The Other Side(44)



She shifts and all of her attention is on me. “I need to hear it. Now.”

I shake my head. “No, I shouldn’t have brought it up. It’s stupid. You write song lyrics, real poetry. This was just an assignment.”

She makes a Pfft sound to dismiss my dismissal. “There is nothing amateur about the depths of your soul, Toby. Tell me.” When I don’t say anything, she adds, “Please,” and searches for my hand with hers.

When her fingers slot with mine and her thumb doesn’t wrap around the back of my hand but instead curls and slips between our palms, the knuckle and nail stroking my palm whisper soft, I ask, “You sure you want to hear it?”

She leans in until I can feel her lips touch my hair. “More than anything,” she whispers.

The words, the feel and the sound of them, make me shiver. The kind of shiver that begins down deep in the pit of my being and spreads like adrenaline-based lust through my veins. This. Girl. I close my eyes, carve out my black heart, and bare it for her to see, feel, and hear. It’s absolutely terrifying.

“Darkness is passive denial of light.

And aggressive denial of self.

Thoughts rearranged,

Emotions relabeled,

Personality retracted

By a thief

Until all that remains

Is a delicate, reluctant cacophony of shame.

Screaming,

So much blame.

So much blame.

Conscience profound.

Self-preservation drowned.

So much blame.

So much blame.





It all fades into oblivion

When everything goes black.

My sacred companion, disregard,

She soothes.

Like the dull blade of contempt,

She maims.

Whispering,

So much blame.

So much blame.

A mercenary with an end game.

A victim with my name.

So much blame.

So much blame.”





She’s unmoving except for her vigilante thumb still sweeping, determined to encourage me, comfort me, and arouse me—because it’s doing all three. Which is at odds with the silence—it’s crushing me, humiliating me, and filleting me.

Unable to bear my unease, paired with my boner, I make a move to get off the bed while hurriedly saying, “I should go—”

Her grip tightens on my hand and before I can rise, she’s pushed me on my back and is hovering over the top of me, her long hair like curtains on either side of my face. “No, you most certainly should not go.” She pauses and swallows. “I’ve never wished I could touch someone’s voice before, but I want to touch yours so badly my fingers itch.” Her statement has the reverse effect and I feel tactile-lessly touched by her words. Stroked. Tempted. Stimulated. “You wrote that?” she whispers like the moment won’t allow for anything more.

“Yeah. It’s stupid, I know.”

She shakes her head and puts a hand over my mouth so I can’t talk. “No, it’s not stupid. It’s gut-wrenching, and sad, and painful, and severely gorgeous. You have no idea what you reciting poetry does to me. That was sexy.”

“Really?” I ask from behind her hand.

“Come on, Toby. You know you’re sexy, poetry or not.”

I shake my head, bewildered by her response. I’ve never been called sexy in my life.

She releases me and says, “To your core,” while she climbs off the bed and walks out of the room only to return seconds later with a spiral notebook and a blue Bic pen with a gnarled cap that’s been chewed unmercifully. “Please write that down. And then read it to me again. And again. Poems flirt like hell with my mind.” The flush in her cheeks tells me she means it.
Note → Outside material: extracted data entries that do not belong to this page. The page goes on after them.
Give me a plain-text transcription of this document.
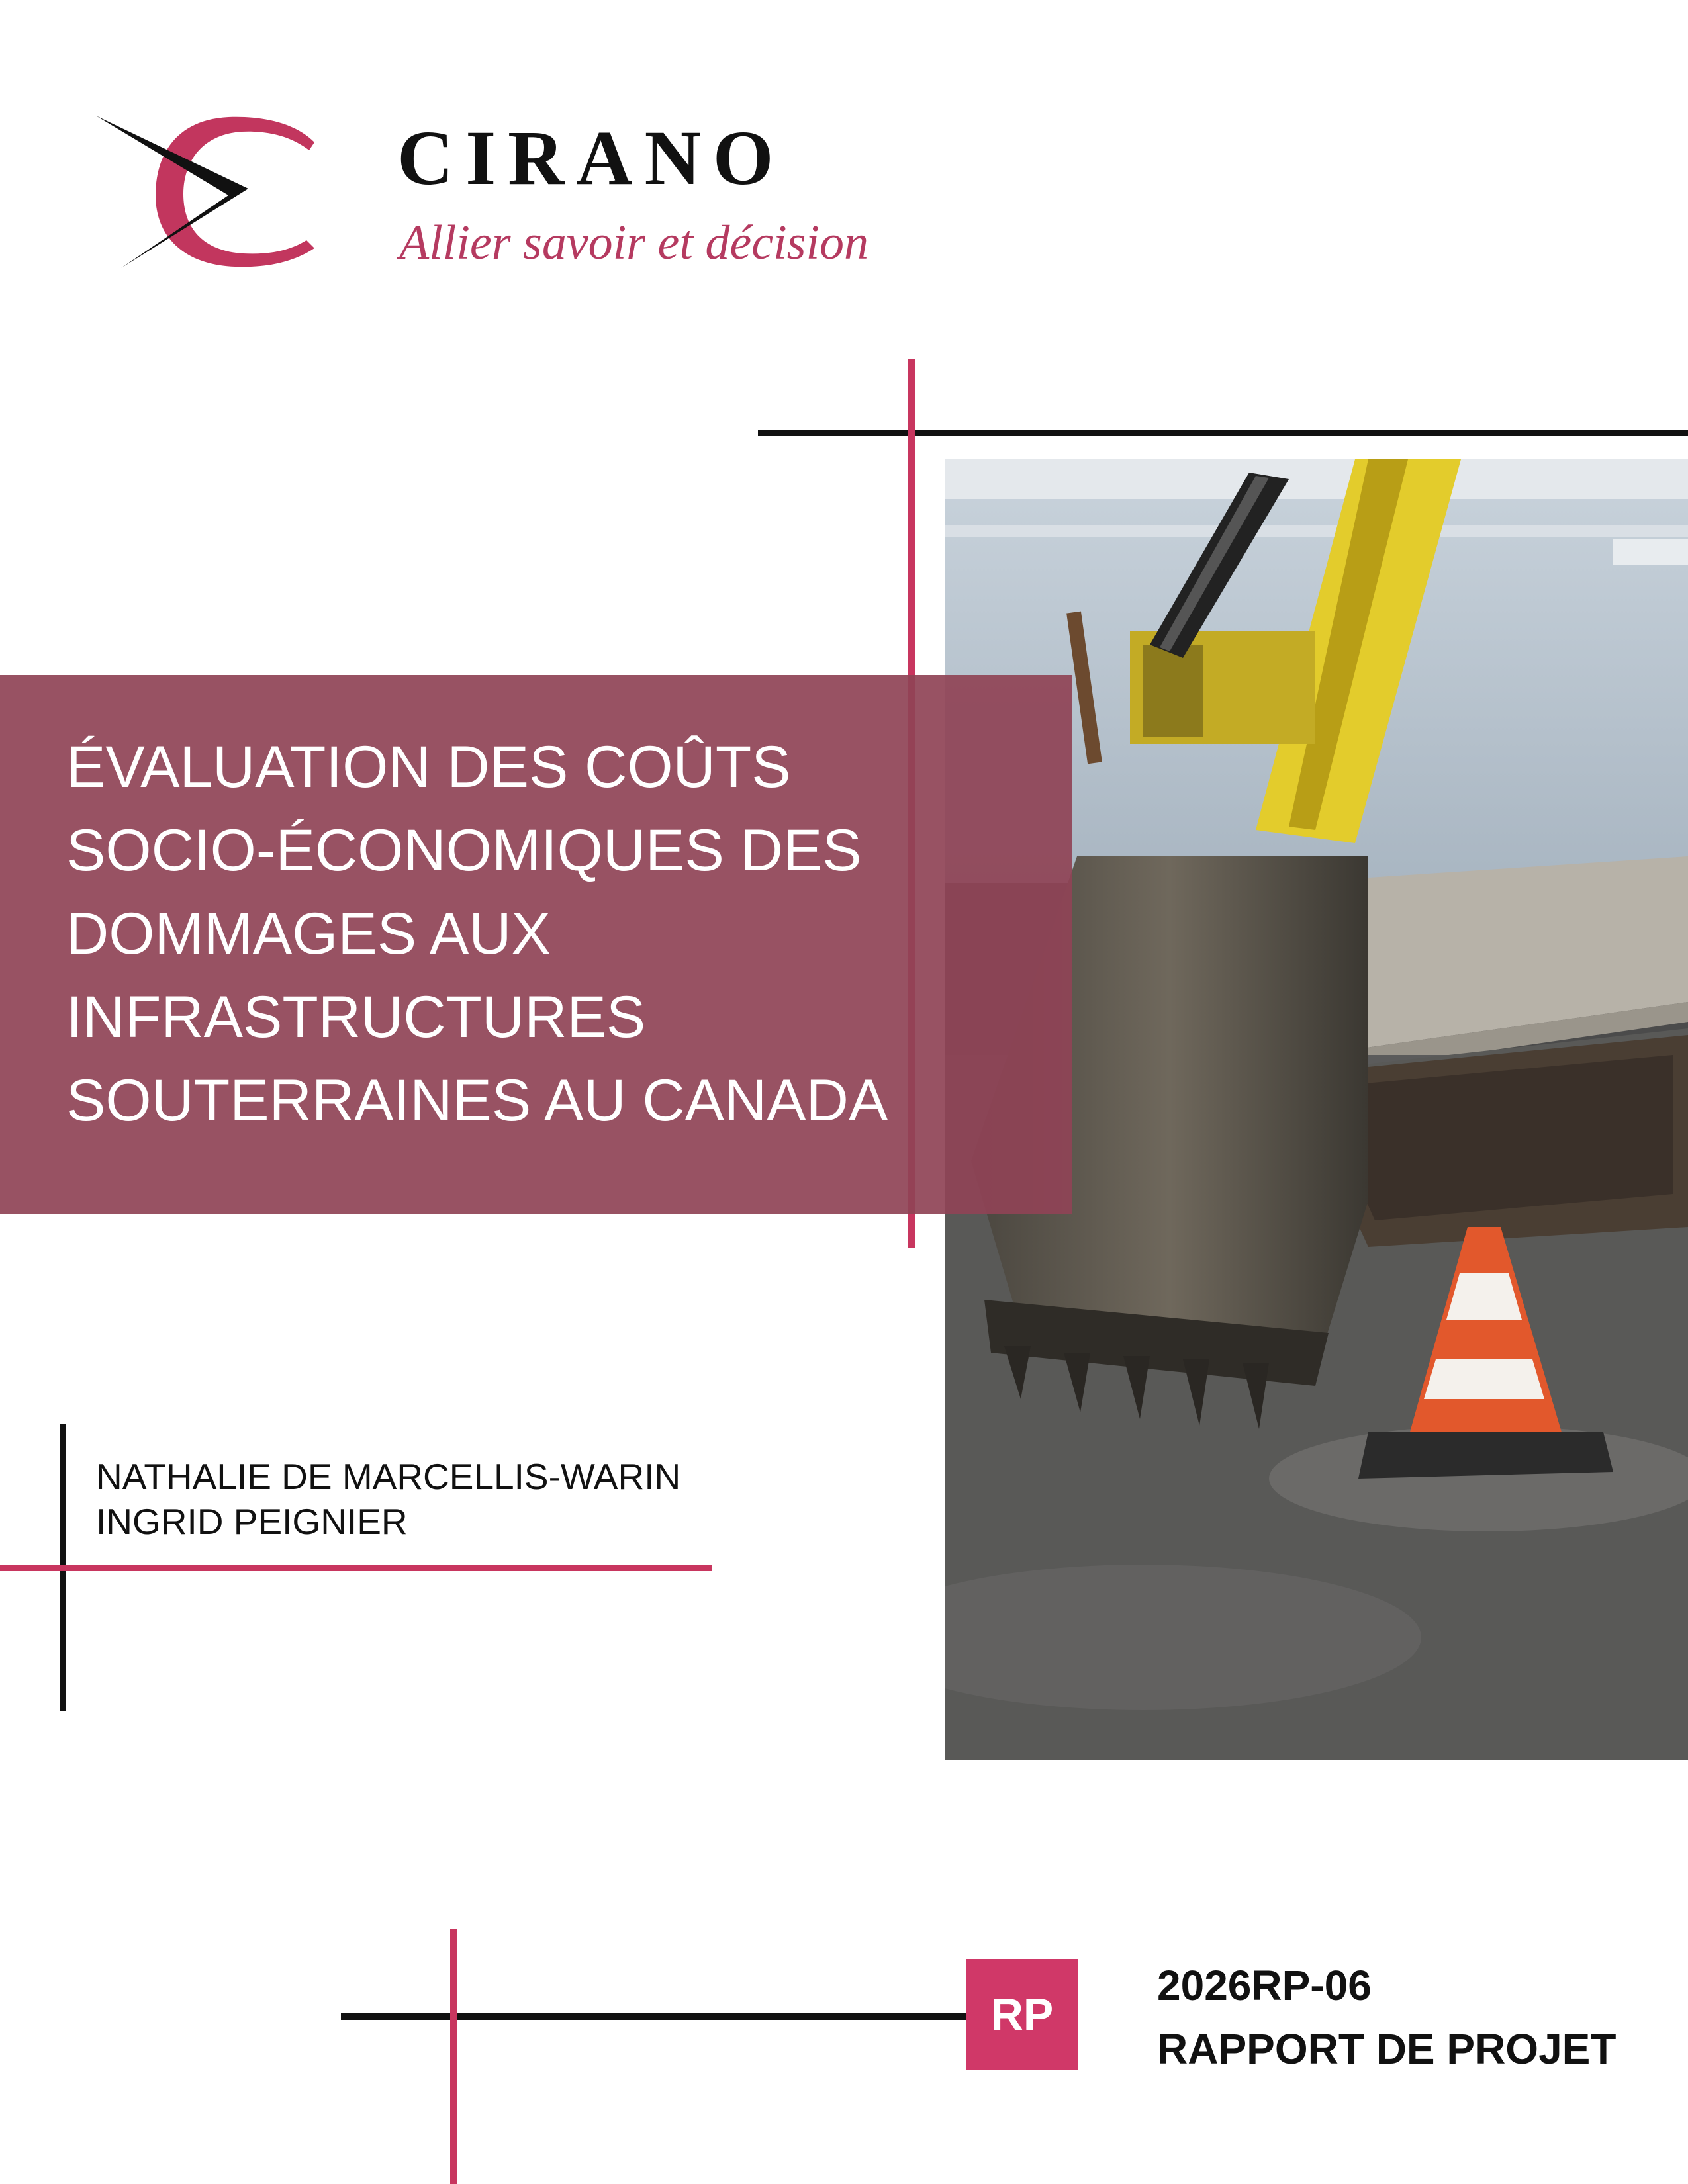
CIRANO
Allier savoir et décision
ÉVALUATION DES COÛTS
SOCIO-ÉCONOMIQUES DES
DOMMAGES AUX
INFRASTRUCTURES
SOUTERRAINES AU CANADA

NATHALIE DE MARCELLIS-WARIN

INGRID PEIGNIER

RP
2026RP-06
RAPPORT DE PROJET
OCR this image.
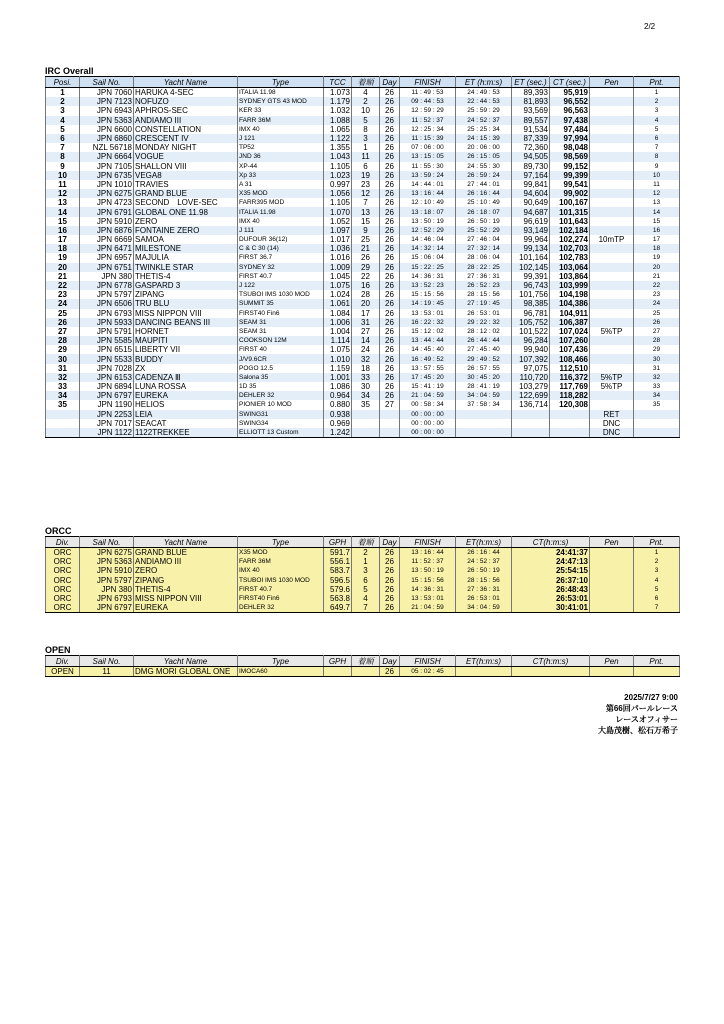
2/2
IRC Overall
Posi.	Sail No.	Yacht Name	Type	TCC	着順	Day	FINISH	ET (h:m:s)	ET (sec.)	CT (sec.)	Pen	Pnt.
1	JPN 7060	HARUKA 4-SEC	ITALIA 11.98	1.073	4	26	11 : 49 : 53	24 : 49 : 53	89,393	95,919		1
2	JPN 7123	NOFUZO	SYDNEY GTS 43 MOD	1.179	2	26	09 : 44 : 53	22 : 44 : 53	81,893	96,552		2
3	JPN 6943	APHROS-SEC	KER 33	1.032	10	26	12 : 59 : 29	25 : 59 : 29	93,569	96,563		3
4	JPN 5363	ANDIAMO III	FARR 36M	1.088	5	26	11 : 52 : 37	24 : 52 : 37	89,557	97,438		4
5	JPN 6600	CONSTELLATION	IMX 40	1.065	8	26	12 : 25 : 34	25 : 25 : 34	91,534	97,484		5
6	JPN 6860	CRESCENT IV	J 121	1.122	3	26	11 : 15 : 39	24 : 15 : 39	87,339	97,994		6
7	NZL 56718	MONDAY NIGHT	TP52	1.355	1	26	07 : 06 : 00	20 : 06 : 00	72,360	98,048		7
8	JPN 6664	VOGUE	JND 36	1.043	11	26	13 : 15 : 05	26 : 15 : 05	94,505	98,569		8
9	JPN 7105	SHALLON VIII	XP-44	1.105	6	26	11 : 55 : 30	24 : 55 : 30	89,730	99,152		9
10	JPN 6735	VEGA8	Xp 33	1.023	19	26	13 : 59 : 24	26 : 59 : 24	97,164	99,399		10
11	JPN 1010	TRAVIES	A 31	0.997	23	26	14 : 44 : 01	27 : 44 : 01	99,841	99,541		11
12	JPN 6275	GRAND BLUE	X35 MOD	1.056	12	26	13 : 16 : 44	26 : 16 : 44	94,604	99,902		12
13	JPN 4723	SECOND　LOVE-SEC	FARR395 MOD	1.105	7	26	12 : 10 : 49	25 : 10 : 49	90,649	100,167		13
14	JPN 6791	GLOBAL ONE 11.98	ITALIA 11.98	1.070	13	26	13 : 18 : 07	26 : 18 : 07	94,687	101,315		14
15	JPN 5910	ZERO	IMX 40	1.052	15	26	13 : 50 : 19	26 : 50 : 19	96,619	101,643		15
16	JPN 6876	FONTAINE ZERO	J 111	1.097	9	26	12 : 52 : 29	25 : 52 : 29	93,149	102,184		16
17	JPN 6669	SAMOA	DUFOUR 36(12)	1.017	25	26	14 : 46 : 04	27 : 46 : 04	99,964	102,274	10mTP	17
18	JPN 6471	MILESTONE	C & C 30 (14)	1.036	21	26	14 : 32 : 14	27 : 32 : 14	99,134	102,703		18
19	JPN 6957	MAJULIA	FIRST 36.7	1.016	26	26	15 : 06 : 04	28 : 06 : 04	101,164	102,783		19
20	JPN 6751	TWINKLE STAR	SYDNEY 32	1.009	29	26	15 : 22 : 25	28 : 22 : 25	102,145	103,064		20
21	JPN 380	THETIS-4	FIRST 40.7	1.045	22	26	14 : 36 : 31	27 : 36 : 31	99,391	103,864		21
22	JPN 6778	GASPARD 3	J 122	1.075	16	26	13 : 52 : 23	26 : 52 : 23	96,743	103,999		22
23	JPN 5797	ZIPANG	TSUBOI IMS 1030 MOD	1.024	28	26	15 : 15 : 56	28 : 15 : 56	101,756	104,198		23
24	JPN 6506	TRU BLU	SUMMIT 35	1.061	20	26	14 : 19 : 45	27 : 19 : 45	98,385	104,386		24
25	JPN 6793	MISS NIPPON VIII	FIRST40 Fin6	1.084	17	26	13 : 53 : 01	26 : 53 : 01	96,781	104,911		25
26	JPN 5933	DANCING BEANS III	SEAM 31	1.006	31	26	16 : 22 : 32	29 : 22 : 32	105,752	106,387		26
27	JPN 5791	HORNET	SEAM 31	1.004	27	26	15 : 12 : 02	28 : 12 : 02	101,522	107,024	5%TP	27
28	JPN 5585	MAUPITI	COOKSON 12M	1.114	14	26	13 : 44 : 44	26 : 44 : 44	96,284	107,260		28
29	JPN 6515	LIBERTY VII	FIRST 40	1.075	24	26	14 : 45 : 40	27 : 45 : 40	99,940	107,436		29
30	JPN 5533	BUDDY	J/V9.6CR	1.010	32	26	16 : 49 : 52	29 : 49 : 52	107,392	108,466		30
31	JPN 7028	ZX	POGO 12.5	1.159	18	26	13 : 57 : 55	26 : 57 : 55	97,075	112,510		31
32	JPN 6153	CADENZA Ⅲ	Salona 35	1.001	33	26	17 : 45 : 20	30 : 45 : 20	110,720	116,372	5%TP	32
33	JPN 6894	LUNA ROSSA	1D 35	1.086	30	26	15 : 41 : 19	28 : 41 : 19	103,279	117,769	5%TP	33
34	JPN 6797	EUREKA	DEHLER 32	0.964	34	26	21 : 04 : 59	34 : 04 : 59	122,699	118,282		34
35	JPN 1190	HELIOS	PIONIER 10 MOD	0.880	35	27	00 : 58 : 34	37 : 58 : 34	136,714	120,308		35
	JPN 2253	LEIA	SWING31	0.938			00 : 00 : 00				RET	
	JPN 7017	SEACAT	SWING34	0.969			00 : 00 : 00				DNC	
	JPN 1122	1122TREKKEE	ELLIOTT 13 Custom	1.242			00 : 00 : 00				DNC	
ORCC
Div.	Sail No.	Yacht Name	Type	GPH	着順	Day	FINISH	ET(h:m:s)	CT(h:m:s)	Pen	Pnt.
ORC	JPN 6275	GRAND BLUE	X35 MOD	591.7	2	26	13 : 16 : 44	26 : 16 : 44	24:41:37		1
ORC	JPN 5363	ANDIAMO III	FARR 36M	556.1	1	26	11 : 52 : 37	24 : 52 : 37	24:47:13		2
ORC	JPN 5910	ZERO	IMX 40	583.7	3	26	13 : 50 : 19	26 : 50 : 19	25:54:15		3
ORC	JPN 5797	ZIPANG	TSUBOI IMS 1030 MOD	596.5	6	26	15 : 15 : 56	28 : 15 : 56	26:37:10		4
ORC	JPN 380	THETIS-4	FIRST 40.7	579.6	5	26	14 : 36 : 31	27 : 36 : 31	26:48:43		5
ORC	JPN 6793	MISS NIPPON VIII	FIRST40 Fin6	563.8	4	26	13 : 53 : 01	26 : 53 : 01	26:53:01		6
ORC	JPN 6797	EUREKA	DEHLER 32	649.7	7	26	21 : 04 : 59	34 : 04 : 59	30:41:01		7
OPEN
Div.	Sail No.	Yacht Name	Type	GPH	着順	Day	FINISH	ET(h:m:s)	CT(h:m:s)	Pen	Pnt.
OPEN	11	DMG MORI GLOBAL ONE	IMOCA60			26	05 : 02 : 45				
2025/7/27 9:00
第66回パールレース
レースオフィサー
大島茂樹、松石万希子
I feel the same way about songs I love.

I write the poem down.

Then I read it.

Again.

And again.

And again.

At her request.

I’m sitting on the bed. She’s standing. Pacing in the narrow space between the wall and the bed. And she’s smiling—it’s contemplative, and turned-on, and melancholy. After the fourth reading she asks, “Is that how you really feel? Deep down where you don’t hide?”

Yes. “No,” I lie before I can stop myself.

She nods but ignores my denial. “Is it ever too much? The guilt? The blame? The darkness?” There’s genuine concern in her voice.

“No.” So much for not lying to her tonight.

“Would you tell someone if it ever gets to that point?” She’s always so bold.

I’m not. “Yes,” I lie again. Effectively, apparently.

Finally satisfied with what she presumes is the truth, she sits down on the bed next to me and changes gears. “I have a bottle of vodka hidden in a shoebox in my closet. Well, half of a bottle of vodka. I took it from the open bar at my cousin’s wedding last year. Do you want some?”

“No.” It feels like a lie, but I immediately know that it isn’t, because there’s something I want even more.

“You don’t drink?” she questions curiously.

I let the truth go. “I do. But I’d rather kiss you instead.”

She licks her lips and her quick comeback stalls and turns into a slow, thought-out counter. “We can do both.”